# Suggest me a laptop under 22k



## Shibaprasad (Mar 13, 2012)

1) What is your budget?
 Rs.22,000 (+3000 if nothing is available)

2) What size notebook would you prefer?
 Maximum size available in my price range.

3) Which country will you buying this notebook?
 India>West Bengal.Amazon.com or Newgg.com Does not ship here

4) Are there any brands that you prefer or any you really don't like?
Brands with good service in West Bengal/Kolkata and online driver availability.

5) What are the primary tasks will you be performing with this notebook?
 Ms office, Internet,Music, HD videos etc.(No gaming or High graphic tasks)

6) Will you be taking the notebook with you to different places, leaving it on your desk or both?
Both.

7) Will you be playing games on your notebook? If so, please state which games or types of games?
 No game.
8) How many hours of battery life do you need?
 2-3 hours is ok.

9) Would you prefer to see the notebooks you're considering before purchasing it or buying a notebook on-line without seeing it is OK?
 No online buying.

10) What OS do you prefer? Windows (XP or Vista or Windows 7), Mac OS, Linux, etc.
 Windows 7 if available in this price range or I will put it myself.

Screen Specifics

11) What screen resolution(s) would you prefer?
 16:9 if possible, pictures, movies should look good.

12) HDD capacity
 500 GB


----------



## pranav0091 (Mar 14, 2012)

This ASUS 
Asus X54H-SX136D / Pentium Dual Core / 2 GB / 320 GB / DOS: Flipkart.com: Compare, Review Asus Notebook

Or this Toshiba
Toshiba Satellite Satellite C665-P5012 Laptop: Flipkart.com: Compare, Review Toshiba Notebook

Or this HP
HP Notebook HP 430 (2nd Gen PDC) Laptop: Flipkart.com: Compare, Review HP Notebook

may be considered... Note that ASUS has USB 3.0 in its spec sheet.
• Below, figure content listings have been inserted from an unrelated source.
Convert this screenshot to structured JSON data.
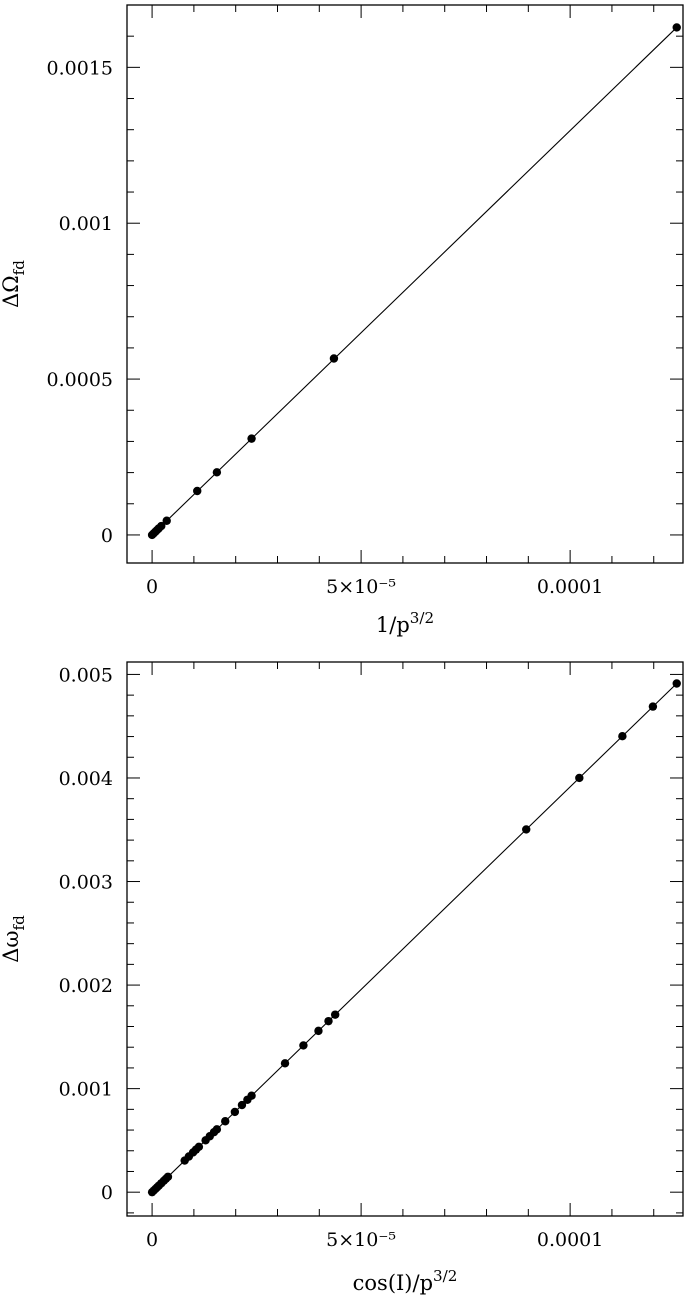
{
  "chart_data": [
    {
      "type": "scatter",
      "title": "",
      "xlabel": "1/p^{3/2}",
      "ylabel": "ΔΩ_fd",
      "xlim": [
        -6e-06,
        0.000127
      ],
      "ylim": [
        -9e-05,
        0.0017
      ],
      "xticks": [
        {
          "value": 0,
          "label": "0"
        },
        {
          "value": 5e-05,
          "label": "5×10⁻⁵"
        },
        {
          "value": 0.0001,
          "label": "0.0001"
        }
      ],
      "yticks": [
        {
          "value": 0,
          "label": "0"
        },
        {
          "value": 0.0005,
          "label": "0.0005"
        },
        {
          "value": 0.001,
          "label": "0.001"
        },
        {
          "value": 0.0015,
          "label": "0.0015"
        }
      ],
      "series": [
        {
          "x": [
            0.0,
            4e-07,
            8e-07,
            1.2e-06,
            1.6e-06,
            2.2e-06,
            3.5e-06,
            1.08e-05,
            1.55e-05,
            2.38e-05,
            4.35e-05,
            0.0001255
          ],
          "y": [
            0.0,
            5.2e-06,
            1.05e-05,
            1.57e-05,
            2.1e-05,
            2.85e-05,
            4.55e-05,
            0.000141,
            0.000201,
            0.000309,
            0.000566,
            0.001628
          ]
        }
      ],
      "fit_line": {
        "x": [
          0.0,
          0.0001255
        ],
        "y": [
          0.0,
          0.001628
        ]
      }
    },
    {
      "type": "scatter",
      "title": "",
      "xlabel": "cos(I)/p^{3/2}",
      "ylabel": "Δω_fd",
      "xlim": [
        -6e-06,
        0.000127
      ],
      "ylim": [
        -0.00023,
        0.00512
      ],
      "xticks": [
        {
          "value": 0,
          "label": "0"
        },
        {
          "value": 5e-05,
          "label": "5×10⁻⁵"
        },
        {
          "value": 0.0001,
          "label": "0.0001"
        }
      ],
      "yticks": [
        {
          "value": 0,
          "label": "0"
        },
        {
          "value": 0.001,
          "label": "0.001"
        },
        {
          "value": 0.002,
          "label": "0.002"
        },
        {
          "value": 0.003,
          "label": "0.003"
        },
        {
          "value": 0.004,
          "label": "0.004"
        },
        {
          "value": 0.005,
          "label": "0.005"
        }
      ],
      "series": [
        {
          "x": [
            0.0,
            4e-07,
            8e-07,
            1.2e-06,
            1.6e-06,
            2.2e-06,
            2.8e-06,
            3.3e-06,
            3.8e-06,
            7.8e-06,
            8.8e-06,
            9.8e-06,
            1.05e-05,
            1.12e-05,
            1.28e-05,
            1.38e-05,
            1.48e-05,
            1.55e-05,
            1.75e-05,
            1.98e-05,
            2.15e-05,
            2.28e-05,
            2.38e-05,
            3.18e-05,
            3.62e-05,
            3.98e-05,
            4.22e-05,
            4.38e-05,
            8.95e-05,
            0.0001022,
            0.0001125,
            0.0001198,
            0.0001255
          ],
          "y": [
            0.0,
            1.57e-05,
            3.13e-05,
            4.7e-05,
            6.26e-05,
            8.61e-05,
            0.0001096,
            0.0001292,
            0.0001488,
            0.0003053,
            0.0003445,
            0.0003836,
            0.000411,
            0.0004384,
            0.000501,
            0.0005402,
            0.0005793,
            0.0006067,
            0.000685,
            0.000775,
            0.0008415,
            0.0008925,
            0.0009316,
            0.0012447,
            0.0014169,
            0.0015578,
            0.0016517,
            0.0017144,
            0.0035032,
            0.0040003,
            0.0044034,
            0.0046892,
            0.0049123
          ]
        }
      ],
      "fit_line": {
        "x": [
          0.0,
          0.0001255
        ],
        "y": [
          0.0,
          0.0049123
        ]
      }
    }
  ]
}
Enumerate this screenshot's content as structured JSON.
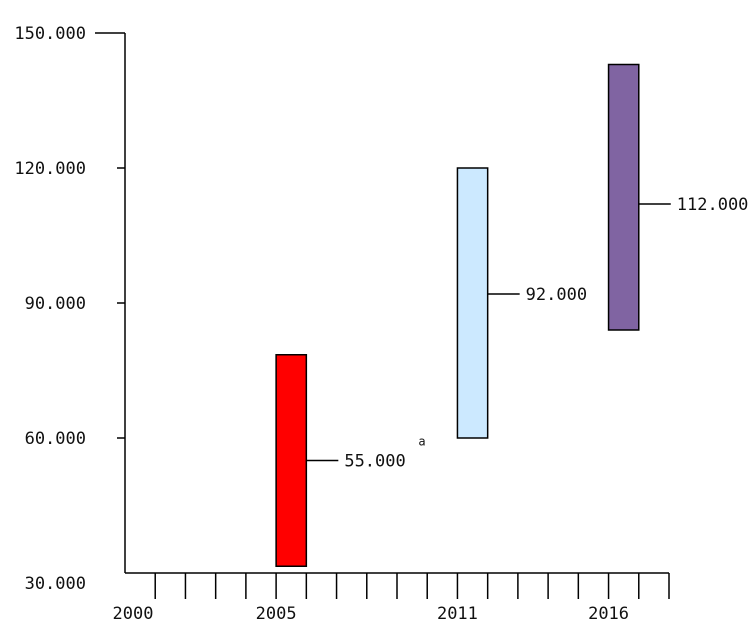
{
  "chart_data": {
    "type": "bar",
    "subtype": "floating-range",
    "title": "",
    "xlabel": "",
    "ylabel": "",
    "ylim": [
      30000,
      150000
    ],
    "xlim": [
      2000,
      2018
    ],
    "y_ticks": [
      "30.000",
      "60.000",
      "90.000",
      "120.000",
      "150.000"
    ],
    "y_tick_values": [
      30000,
      60000,
      90000,
      120000,
      150000
    ],
    "x_tick_labels": [
      "2000",
      "2005",
      "2011",
      "2016"
    ],
    "x_tick_values": [
      2000,
      2005,
      2011,
      2016
    ],
    "grid": false,
    "bars": [
      {
        "x": 2005,
        "low": 31500,
        "high": 78500,
        "value": 55000,
        "value_label": "55.000",
        "footnote": "a",
        "color": "#ff0000"
      },
      {
        "x": 2011,
        "low": 60000,
        "high": 120000,
        "value": 92000,
        "value_label": "92.000",
        "color": "#cce9ff"
      },
      {
        "x": 2016,
        "low": 84000,
        "high": 143000,
        "value": 112000,
        "value_label": "112.000",
        "color": "#8064a2"
      }
    ]
  }
}
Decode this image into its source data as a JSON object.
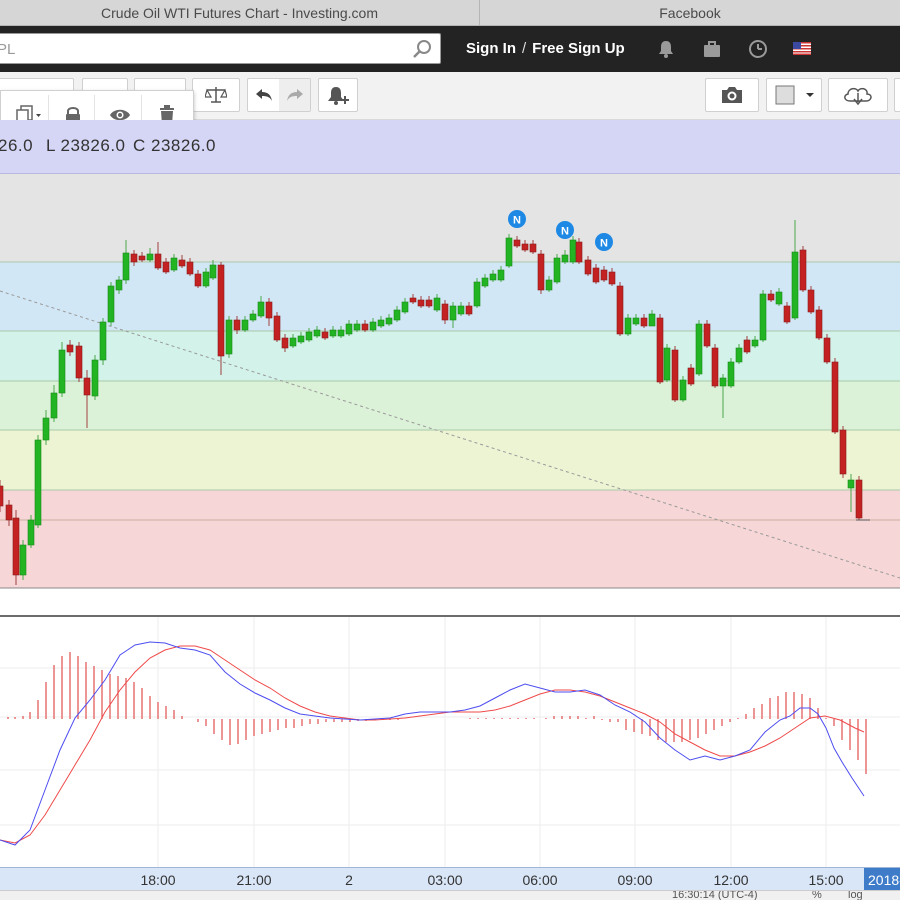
{
  "browser": {
    "tabs": [
      {
        "label": "Crude Oil WTI Futures Chart - Investing.com"
      },
      {
        "label": "Facebook"
      }
    ]
  },
  "header": {
    "search_value": "PL",
    "sign_in": "Sign In",
    "separator": "/",
    "free_sign_up": "Free Sign Up",
    "icons": [
      "bell-icon",
      "briefcase-icon",
      "clock-icon",
      "us-flag-icon"
    ]
  },
  "toolbar": {
    "icons": [
      "scale-icon",
      "undo-icon",
      "redo-icon",
      "add-alert-icon",
      "camera-icon",
      "color-swatch-icon",
      "cloud-download-icon"
    ],
    "popup_icons": [
      "copy-icon",
      "lock-icon",
      "eye-icon",
      "trash-icon"
    ]
  },
  "ohlc": {
    "open_partial": "26.0",
    "low": "L 23826.0",
    "close": "C 23826.0"
  },
  "timeaxis": {
    "labels": [
      "18:00",
      "21:00",
      "2",
      "03:00",
      "06:00",
      "09:00",
      "12:00",
      "15:00"
    ],
    "current": "2018-"
  },
  "status": {
    "time": "16:30:14 (UTC-4)",
    "pct": "%",
    "log": "log"
  },
  "chart_data": {
    "type": "candlestick",
    "panels": [
      "price",
      "macd"
    ],
    "annotations": {
      "news_marker": "N"
    },
    "colors": {
      "up": "#22b422",
      "down": "#c42222",
      "macd_line": "#4d4df0",
      "signal_line": "#ef4a4a",
      "histogram": "#e05050"
    },
    "fib_zones": [
      "#e4e4e4",
      "#d2e7f5",
      "#d2f2ea",
      "#dcf2d8",
      "#edf4d4",
      "#f6d6d6"
    ]
  }
}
Consider it to be a good investment.


----------



## kbar1 (Mar 14, 2012)

Slightly costlier (24k): Asus X54H-SX227D: [flipkart.com] 

Its 2nd gen Core i3 is faster than the Pentium dual cores.
However, You probably won't notice any (significant) differences between them in basic tasks (web browsing, music, office suite).

You can always add more RAM (~1.3k for 4GB stick; 700 bucks for 2GB).


----------



## thetechfreak (Mar 15, 2012)

Samsung RV513-A02IN


Samsung RV RV513-A02IN Laptop: Flipkart.com: Compare, Review Samsung Notebook

Has a good entry level IGP which most laptops in this budget dont


----------